間違い探し

 Nintendo Switchで遊べるようになったということで、ゲーム「8番出口」を遊んでみたところ、何故か一発でクリアしてしまったので「これってもしや私にそういう才能ある???」とうはうはしたところで、いや「運だろう」と一蹴してここにいる。このゲームの存在自体は知っていたし、遊ぶ人の動画とかも見ていたのだからアドバンテージもある。異変を知っていることと知らないことでは条件が違いすぎる。あらかじめ知っている異変のうち実際に私の番で登場した異変は1つしかなかったので、異変のわかりやすさに助けられたところもあるだろう。

 8番出口を実際に遊んでみて一番印象に残ったのは「ここから永遠に出られなかったらどうしよう」だった。この閉塞感みたいなものは、実際に遊ばないとなかなか想像できないものだった。このゲームのポイントは、「出られなかったらどうしよう」という感情がポイントだと思う。少なくとも、私という人間がこのゲームを遊ぶ上では。

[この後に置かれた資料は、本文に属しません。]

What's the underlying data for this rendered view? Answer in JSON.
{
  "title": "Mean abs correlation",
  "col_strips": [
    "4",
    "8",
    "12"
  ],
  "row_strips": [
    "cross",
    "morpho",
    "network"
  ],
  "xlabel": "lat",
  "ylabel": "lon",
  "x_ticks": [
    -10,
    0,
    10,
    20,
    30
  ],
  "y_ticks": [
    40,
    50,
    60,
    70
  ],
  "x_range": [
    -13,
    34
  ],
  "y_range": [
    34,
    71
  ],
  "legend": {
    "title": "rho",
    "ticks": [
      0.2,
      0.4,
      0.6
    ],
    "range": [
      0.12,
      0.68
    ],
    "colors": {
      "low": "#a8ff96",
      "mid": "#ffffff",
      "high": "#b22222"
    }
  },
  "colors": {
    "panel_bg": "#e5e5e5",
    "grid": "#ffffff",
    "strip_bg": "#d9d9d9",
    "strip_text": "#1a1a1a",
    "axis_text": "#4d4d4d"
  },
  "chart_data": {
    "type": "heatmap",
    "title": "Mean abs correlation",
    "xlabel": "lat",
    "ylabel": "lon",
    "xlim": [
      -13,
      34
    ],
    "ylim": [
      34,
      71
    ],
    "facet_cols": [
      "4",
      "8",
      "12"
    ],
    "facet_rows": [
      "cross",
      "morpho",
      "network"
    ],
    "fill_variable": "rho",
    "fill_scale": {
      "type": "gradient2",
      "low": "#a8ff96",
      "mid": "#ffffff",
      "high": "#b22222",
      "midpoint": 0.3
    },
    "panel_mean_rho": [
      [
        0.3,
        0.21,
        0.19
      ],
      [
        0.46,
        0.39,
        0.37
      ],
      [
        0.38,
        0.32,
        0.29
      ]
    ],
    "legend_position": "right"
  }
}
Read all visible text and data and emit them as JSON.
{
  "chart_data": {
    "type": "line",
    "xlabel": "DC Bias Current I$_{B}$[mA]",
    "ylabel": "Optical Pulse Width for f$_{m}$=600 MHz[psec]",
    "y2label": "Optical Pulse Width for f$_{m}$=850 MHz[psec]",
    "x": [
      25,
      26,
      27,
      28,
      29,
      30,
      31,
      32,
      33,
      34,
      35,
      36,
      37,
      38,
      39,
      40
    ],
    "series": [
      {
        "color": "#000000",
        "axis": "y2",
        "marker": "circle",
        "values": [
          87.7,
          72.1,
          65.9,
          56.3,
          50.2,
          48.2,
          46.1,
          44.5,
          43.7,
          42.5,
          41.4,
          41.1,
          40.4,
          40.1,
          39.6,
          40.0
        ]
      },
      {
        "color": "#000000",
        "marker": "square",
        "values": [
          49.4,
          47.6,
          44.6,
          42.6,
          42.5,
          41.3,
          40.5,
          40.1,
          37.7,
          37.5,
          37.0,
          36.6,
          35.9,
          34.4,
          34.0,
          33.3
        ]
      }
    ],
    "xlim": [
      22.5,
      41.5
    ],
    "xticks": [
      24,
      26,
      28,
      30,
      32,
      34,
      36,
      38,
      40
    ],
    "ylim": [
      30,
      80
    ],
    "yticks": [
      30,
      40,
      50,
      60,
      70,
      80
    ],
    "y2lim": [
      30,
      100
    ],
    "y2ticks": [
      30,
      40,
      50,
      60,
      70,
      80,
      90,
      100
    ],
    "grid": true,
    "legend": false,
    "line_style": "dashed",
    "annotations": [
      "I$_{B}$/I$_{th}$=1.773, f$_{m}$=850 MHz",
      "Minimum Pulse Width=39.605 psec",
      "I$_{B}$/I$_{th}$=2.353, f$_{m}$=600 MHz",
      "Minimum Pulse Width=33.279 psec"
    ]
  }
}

 6番7番とゴールが近づいていくにつれ「ここで失敗したらめんどくさいことになる(なぜならゲームの振り出しに戻るからだ)」と、予見される面倒事への恐れが体の中で膨らんでいき、異変を察知しようと苦心するの邪魔してきて、それに抗うのが大変だった。丁寧に、慎重に、ゆっくり、慢心せず、異変を見つけようとすれば、おそらく前には進める。が、それはとても神経を要することなのだと、改めて思い知らされた。

 遊びなのに、仕事をしているような気分だった。自分の仕事の性質上、こういう「間違い探し」のようなものは常にそこらへんにあって、自分は普段から間違い探しをたくさんしているのだなあ、という気づきも得た。間違い探しは嫌いじゃない。平面の、誰かが意図的に作った間違い探しを解くより、誰も理解していない間違いを見つける作業の方が楽しいし、スリリングだ。見つけたときのありがたみが増す。お宝を探しているみたいに。

 

 ゲームというのは、面倒な部分が必ずある。ゲームに限らず、どんな面倒事を許容できるのか、あるいは許容できないのか、その違いが人間の個性だと思うけど、私はRPGの面倒くささはいくらでも受け入れられるのに、8番出口の面倒くささは受け付けないみたいだった。面白いと思う。

 1回遊んで面白かったことに間違いはない。けど、もう遊びたくないな(それはゲーム性が悪いと言っているわけではなく自分のメンタリティ的に気が進まない)と思って、420円の入場料だと思えば、ぜんぜん良いか、と自分を説き伏せている。